Library Newsletter/Special Edition, July 2012
Current Library & Archives Exhibitions
The exhibition, “Plant Molecular Genetics at Cold Spring Harbor 1892-2012: Planting the Seeds of Knowledge in Education, Research and Discovery“, on view at Blackford details the history of plant biology at Cold Spring Harbor from the late 1800s through the present day. Plant genetics originated in CSHL with the inception in 1892 of a botany course of the Brooklyn Institute of Arts and Sciences Biological Laboratory. Shortly thereafter, the early scientific breakthroughs of C.I.W. Station for Experimental Evolution scientists such as George Shully, (hybridization of corn), brought plant science into real world applications.
C.I.W. Department of Genetics Scientist Barbara McClintock received the Nobel Prize in Physiology or Medicine in 1983 for her earlier discovery of “jumping genes”. The work currently being done by current CSHL plant geneticists builds upon McClintock’s research in the 1940s and 1950s.
In the 1980s, the laboratory acquired the Uplands Farm where the staff raises maize, tomato and Arabidopsis plants for study. In 1981, Delbrück-Page Laboratories were built as a home for the plant genetics program at CSHL.
Plant geneticists, including David Jackson, Rob Martienssen, Marja Timmermans, Zachary Lippman and Doreen Ware, work on the cutting edge of plant genetics, through its involvement in plant genome sequencing, the iPlant consortium and the Long Island Biofuels Alliance. This exhibit is on view until September 2012
Get to know Alfred D. Hershey, in the two new exhibitions about his life and science currently on view in the lobby of the new Hershey Building. Presented by the CSHL Library & Archives, the exhibition, Alfred Day Hershey, Nobel Prize Winner, 1908-1997, consists of two parts: his personal life and scientific career. Hershey’s personal life is illuminated through correspondence and photos (drawn from the CSHL Alfred Hershey Collection) of his family and close friends, and information about his many hobbies. Included are letters between Hershey and his wife, Jill Davidson, whom he met while visiting CSHL in 1945. The exhibition is also a celebration of Hershey’s scientific career featuring documents pertaining to his research on bacteriophage for which he shared the Nobel Prize in 1969 with Max Delbrück and Salvador Luria. Other documents and correspondence are included, as well.
A photographic history of the Hershey Building, 1906-2012, is also on display in the Hershey Building. The exhibit traces the transformation of the building from its earliest days as a greenhouse for plant geneticists, through its renovation as a research laboratory in the late 1970s, to its current rebuilding as a teaching laboratory for course attendees.
The Opening of an exhibition about the writing of The Double Helix was held in the CSHL Library on Wednesday, June 27th. The book, written by James D. Watson and published in 1968, was recently chosen by the Library of Congress as one of the Books That Shaped America, and is currently featured in an exhibition there.
The Double Helix is Dr. Watson’s first-hand account of the events leading up to the discovery of the structure of DNA. The personal account documents not just the science but also the personalities of the major players in the story of one of science’s most important discoveries.
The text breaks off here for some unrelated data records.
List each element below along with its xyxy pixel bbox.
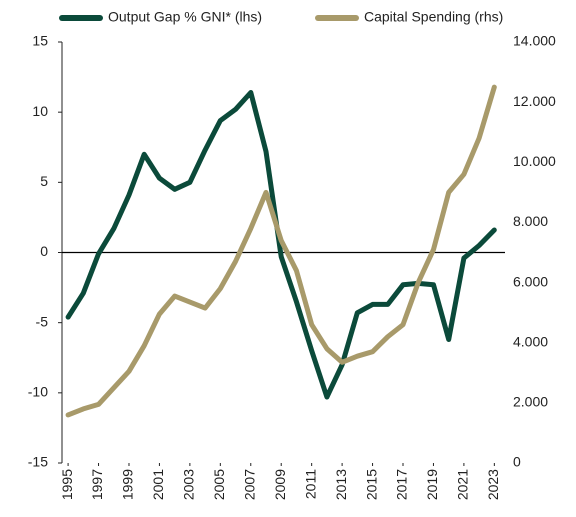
y-tick-label: 5 — [40, 173, 48, 189]
y2-tick-label: 0 — [513, 454, 521, 470]
x-tick-label: 2007 — [241, 469, 257, 500]
y2-tick-label: 6.000 — [513, 273, 548, 289]
x-tick-label: 2003 — [181, 469, 197, 500]
x-tick-label: 2009 — [272, 469, 288, 500]
y2-tick-label: 8.000 — [513, 213, 548, 229]
y2-tick-label: 2.000 — [513, 394, 548, 410]
x-tick-label: 1995 — [59, 469, 75, 500]
x-tick-label: 2001 — [150, 469, 166, 500]
legend-label: Capital Spending (rhs) — [364, 9, 503, 25]
y2-tick-label: 4.000 — [513, 333, 548, 349]
y-tick-label: 15 — [32, 33, 48, 49]
x-tick-label: 2015 — [363, 469, 379, 500]
y-tick-label: 10 — [32, 103, 48, 119]
series-line — [65, 84, 497, 418]
y-tick-label: -15 — [28, 454, 48, 470]
x-tick-label: 2023 — [485, 469, 501, 500]
y2-tick-label: 14.000 — [513, 33, 556, 49]
x-tick-label: 2005 — [211, 469, 227, 500]
y2-tick-label: 12.000 — [513, 93, 556, 109]
legend-label: Output Gap % GNI* (lhs) — [108, 9, 262, 25]
x-tick-label: 1999 — [120, 469, 136, 500]
x-tick-label: 2011 — [302, 469, 318, 499]
x-tick-label: 2013 — [333, 469, 349, 500]
y2-tick-label: 10.000 — [513, 153, 556, 169]
y-tick-label: -5 — [36, 313, 49, 329]
x-tick-label: 2021 — [455, 469, 471, 500]
x-tick-label: 2019 — [424, 469, 440, 500]
x-tick-label: 1997 — [89, 469, 105, 500]
y-tick-label: -10 — [28, 384, 48, 400]
x-tick-label: 2017 — [394, 469, 410, 500]
series-line — [65, 90, 497, 400]
y-tick-label: 0 — [40, 243, 48, 259]
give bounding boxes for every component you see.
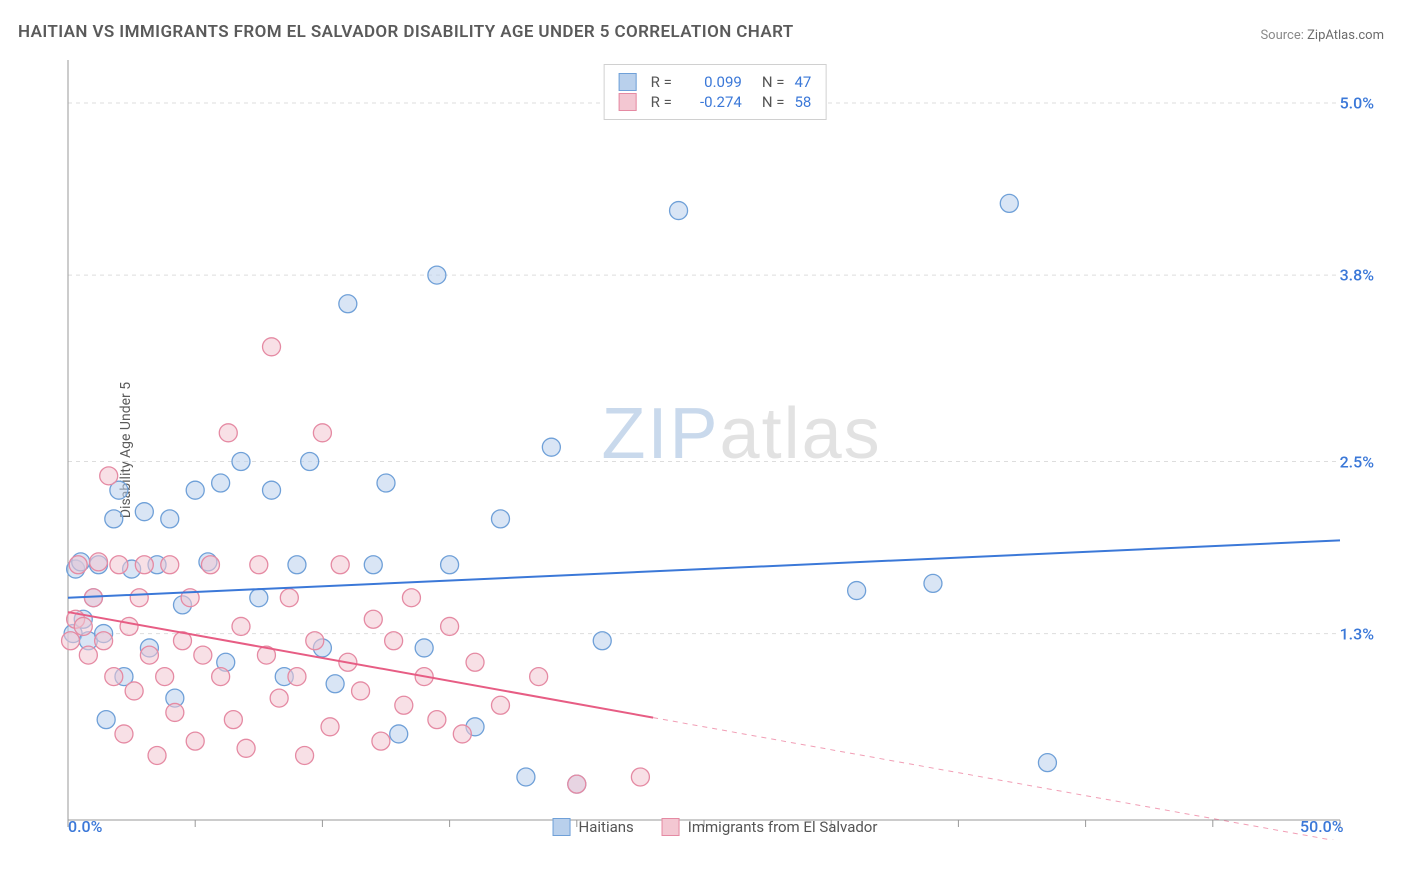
- legend-item: Immigrants from El Salvador: [662, 818, 878, 836]
- plot-area: Disability Age Under 5 ZIPatlas R =0.099…: [50, 60, 1380, 840]
- chart-container: HAITIAN VS IMMIGRANTS FROM EL SALVADOR D…: [0, 0, 1406, 892]
- n-label: N =: [762, 93, 785, 111]
- r-value: -0.274: [682, 93, 742, 111]
- source-value: ZipAtlas.com: [1307, 28, 1384, 43]
- y-tick-label: 1.3%: [1340, 624, 1374, 643]
- correlation-legend: R = 0.099 N = 47 R = -0.274 N = 58: [604, 64, 827, 120]
- legend-label: Immigrants from El Salvador: [688, 818, 878, 836]
- legend-swatch: [553, 818, 571, 836]
- y-tick-label: 2.5%: [1340, 452, 1374, 471]
- source-label: Source:: [1260, 28, 1303, 43]
- y-tick-label: 3.8%: [1340, 266, 1374, 285]
- y-tick-label: 5.0%: [1340, 94, 1374, 113]
- source-attribution: Source: ZipAtlas.com: [1260, 28, 1384, 43]
- scatter-plot-svg: [50, 60, 1380, 840]
- legend-swatch: [619, 93, 637, 111]
- chart-title: HAITIAN VS IMMIGRANTS FROM EL SALVADOR D…: [18, 22, 794, 42]
- legend-label: Haitians: [579, 818, 634, 836]
- legend-swatch: [662, 818, 680, 836]
- x-tick-label: 0.0%: [68, 817, 102, 836]
- n-value: 58: [794, 93, 811, 111]
- legend-item: Haitians: [553, 818, 634, 836]
- r-label: R =: [651, 93, 672, 111]
- series-legend: Haitians Immigrants from El Salvador: [553, 818, 878, 836]
- x-tick-label: 50.0%: [1300, 817, 1344, 836]
- n-label: N =: [762, 73, 785, 91]
- r-label: R =: [651, 73, 672, 91]
- r-value: 0.099: [682, 73, 742, 91]
- n-value: 47: [794, 73, 811, 91]
- legend-swatch: [619, 73, 637, 91]
- legend-row: R = 0.099 N = 47: [619, 73, 812, 91]
- legend-row: R = -0.274 N = 58: [619, 93, 812, 111]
Our exhibit will be displayed until August 31, 2012, in the Zinder Reading Room at the Library. The exhibit features original documents that trace the story of the publication of The Double Helix, from its rejection by the Harvard University Press to its placement on the New York Times Best Seller List. All materials in the exhibit are courtesy of the James D. Watson Collection at the CSHL Archives.
Neidle, S. (2012). Therapeutic applications of quadruplex nucleic acids. Academic Press, CA.
The author provides information on the three-dimensional structure of quadruplex nucleic acids and their importance as therapeutic targets. Topics include the structure of human telomeric DNA quadruplexes, RNA quadruplexes, and design principles for quadruplex-binding small molecules. Google Book Preview. CSHL Catalog.
Giordano, A. Ed. (2011). Cancer epigenetics: biomolecular therapeutics for human cancer. John Wiley & Sons, NJ.
This title features contributions from various researchers in the development of new therapeutic approaches to cancer therapy. Topics include epigenetic modulation of the cell cycle, control in cellular senescence, mechanisms in cancer formation and progression, and epigenetic targets in cancer therapy. Google Books Preview. Check the Library Catalog for availability.
Brown, A.S. Ed. (2012). The origins of schizophrenia. Columbia University Press, NY.
Various investigators provide their insights into the neurobiological nature of this psychotic illness. Topics include presumptive susceptibility genes, animal models of environmental factors and clinical research on the maternal aspects that impact the lifetime trajectory of this disease. Google Book Preview. CSHL Catalog.